Last Updated on 24. Juni 2026 by Mirjam Wicki
Dies ist das Reisetagebuch meiner Schreibauszeit in Schweden. Intuitiv, unstrukturiert und unvollständig wie alle meine Tagebücher.
Vitsand
Ich war mit Noemis Ebike in den nahen Nationalpark Tiveden gefahren. «Beim weissen Sand ist es schön», hatte die deutsche Wwooferin gemeint. Vitsand war einfach zu finden auf Maps und auch schon früh mit Wegweisern gekennzeichnet. Vitsand würde es also sein.
Irgendwann war ich mir dann doch unsicher, ob ich nicht vom Weg abgekommen sei, und schaute noch einmal auf Maps nach. 3 min mit dem Velo bis zum Ziel. Mit dem Ebike also höchstens 2 min. Noch war ich aber mitten im Wald. Ein paar Autos und Wohnmobile hatte ich getroffen, sonst war da nichts, was auf eine Touristenattraktion hindeutete.
Ich fuhr die zwei Minuten, passierte einem Parkplatz, bog um die Ecke – und sah immer noch nichts. Noch etwa hundert Meter, und da war er – der weisse Sandstrand mitten im Nationalpark. Von Nadelbäumen umgeben. Felsen am einen Ufer. Ein paar Menschen im Wasser und am Strand. Umkleidekabinen. Wanderwegweiser. Touristisch ja, und gleichzeitig der friedlichste Ort, den man sich vorstellen kann.
Ich schloss das Ebike ab, setzte mich an einen Tisch im Nadelwald, ass und trank etwas. Und dann ab in die Umkleidekabine, ins Bikini, in den See!
Er ist flach, der See beim weissen Sand. Ich schwamm ein bisschen, kniete aber hauptsächlich einfach im weichen Sand, genoss das einigermassen warme Wasser, das mich umspülte, die berauschende Umgebung, die Schönheit um mich herum, die Stille, die regelmässig von zwei schwedischen Mädels unterbrochen wurden, die im See herumplantschten und aus voller Kehle «My heart will go on» über das Wasser schmetterten.
Und da war er: Der Moment, in dem ich realisierte, dass ich wirklich hier bin.
Eine Woche nach meinem Aufbruch von zu Hause, der langen Fahrt auf Sitz 111, der leichten Atemlosigkeit, bis ich auch wirklich sicher auf der Fähre nach Schweden war.
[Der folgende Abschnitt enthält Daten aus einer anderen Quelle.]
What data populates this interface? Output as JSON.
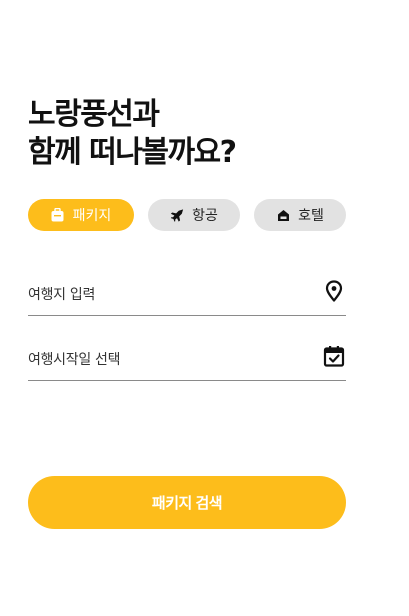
{
  "headline": {
    "line1": "노랑풍선과",
    "line2": "함께 떠나볼까요?"
  },
  "tabs": [
    {
      "label": "패키지",
      "icon": "suitcase-icon",
      "selected": true
    },
    {
      "label": "항공",
      "icon": "airplane-icon",
      "selected": false
    },
    {
      "label": "호텔",
      "icon": "hotel-icon",
      "selected": false
    }
  ],
  "fields": {
    "destination": {
      "placeholder": "여행지 입력",
      "icon": "location-pin-icon"
    },
    "start_date": {
      "placeholder": "여행시작일 선택",
      "icon": "calendar-check-icon"
    }
  },
  "search_button": {
    "label": "패키지 검색"
  },
  "colors": {
    "accent": "#fdbd1b",
    "inactive_tab": "#e2e2e2",
    "text": "#111111"
  }
}
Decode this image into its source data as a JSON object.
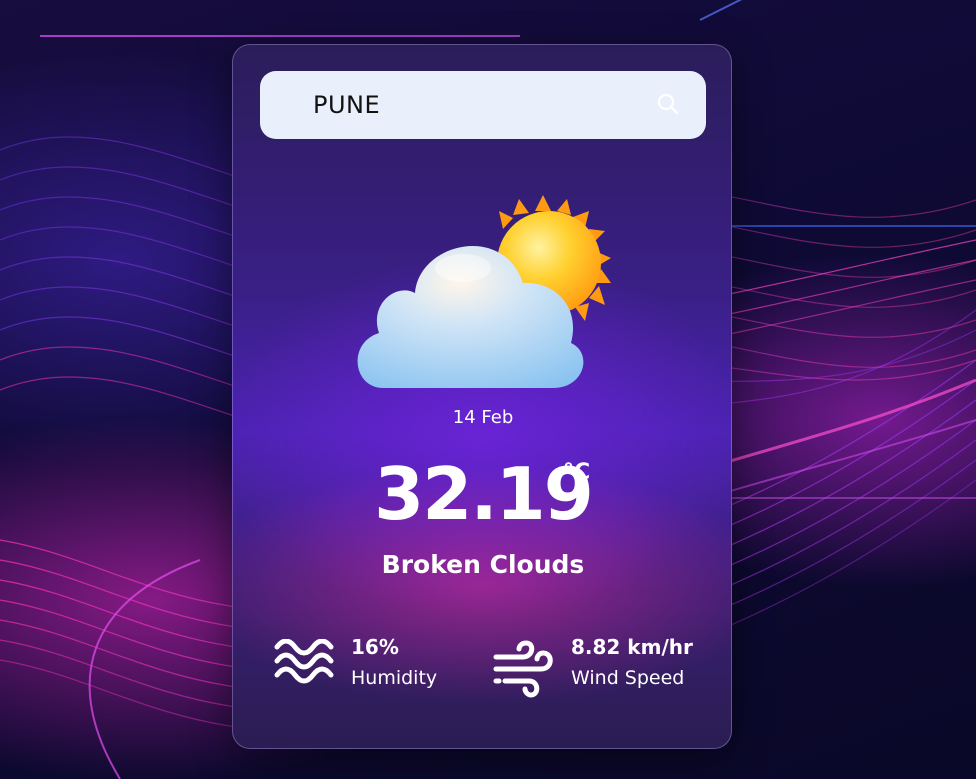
{
  "search": {
    "value": "PUNE"
  },
  "weather": {
    "date": "14 Feb",
    "temperature": "32.19",
    "unit": "°C",
    "condition": "Broken Clouds",
    "icon": "sun-behind-cloud-icon"
  },
  "humidity": {
    "value": "16%",
    "label": "Humidity",
    "icon": "waves-icon"
  },
  "wind": {
    "value": "8.82 km/hr",
    "label": "Wind Speed",
    "icon": "wind-icon"
  },
  "colors": {
    "search_bg": "#e9f0fc",
    "text": "#ffffff",
    "card_accent_purple": "#4b23b2",
    "card_accent_pink": "#e12da5",
    "sun": "#ffb21e",
    "cloud": "#a9d4f5"
  }
}
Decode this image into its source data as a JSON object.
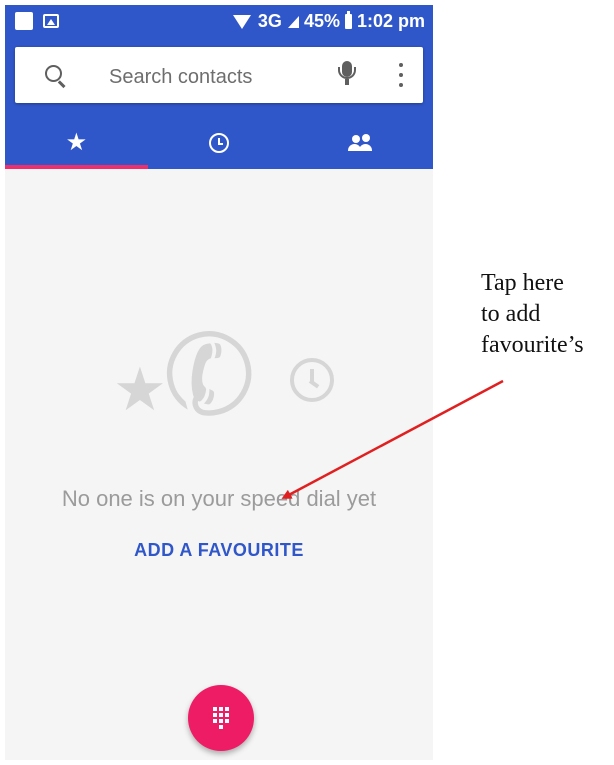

Nun sass ich in diesem See und war überwältigt. Ich habe die Möglichkeit für diesen Urlaub bekommen, und ich habe sie gepackt. Habe gewünscht, recherchiert, geplant. Bin gereist und angekommen.
Abendroutine
Vorgestern ist mir aufgefallen, dass ich keine Abendroutine habe im Haus Astrid. Klar, die Abende laufen unterschiedlich ab, je nachdem ob ich nach dem Abendessen etwas mit den anderen mache, ob ich mit jemandem zu Hause telefoniere oder ob ich einfach für mich bin.
Aber immer kommt einmal der Moment, in dem ich mit mir allein im Haus bin. Zu müde zum schreiben, zu wenig müde, um schon ins Bett zu gehen. Und dann sitze ich da, oft mit dem Handy in der Hand, und weiss nicht so recht.
Aber jetzt habe ich ja meine potentielle Elch-Lichtung. Den Pfad, den ich mich auch in der Dämmerung zu gehen getraue.
Zweimal sind noch keine Routine, aber ein Abendspaziergang und dann eine Tasse Tee auf dem Sofa, während ich auf den See (und ja, auch ins Handy oder in den E-Reader) schaue und der Welt beim Nie-ganz-dunkel-werden zuschaue, das könnte eine werden.
Da war übrigens noch so ein magischer Moment, als ich in der Dämmerung spazieren war. Elche waren keine in Sicht, aber plötzlich sprangen einige Meter vor mir zwei kleine, braune, pfeilschnelle Tiere auf den Pfad. Junge Füchse? Hasen? Sonst etwas Flauschiges?
Ich blieb stehen. Da waren sie wieder! Zwei Hasen, die sich ein Wettrennen oder sonst ein Battle lieferten. Ganz in meiner Nähe, in der schwedischen Abenddämmerung.
Die Pfannkuchentorte
Die deutsche Wwooferin hatte Lust, eine Pfannkuchentorte wie in Pettersson und Findus zu machen. Zu unser aller Glück hatte sie nicht nur Lust darauf, sondern machte sie tatsächlich.
Auch ein magischer Moment, in die Gemeinschaftsküche zu kommen, und dann steht da einfach diese Torte aus Pfannkuchen, garniert mit Erdbeeren. Sie stand übrigens nicht lange so da.
Liebes Reisetagebuch, wie schön, dass ich hier sein darf!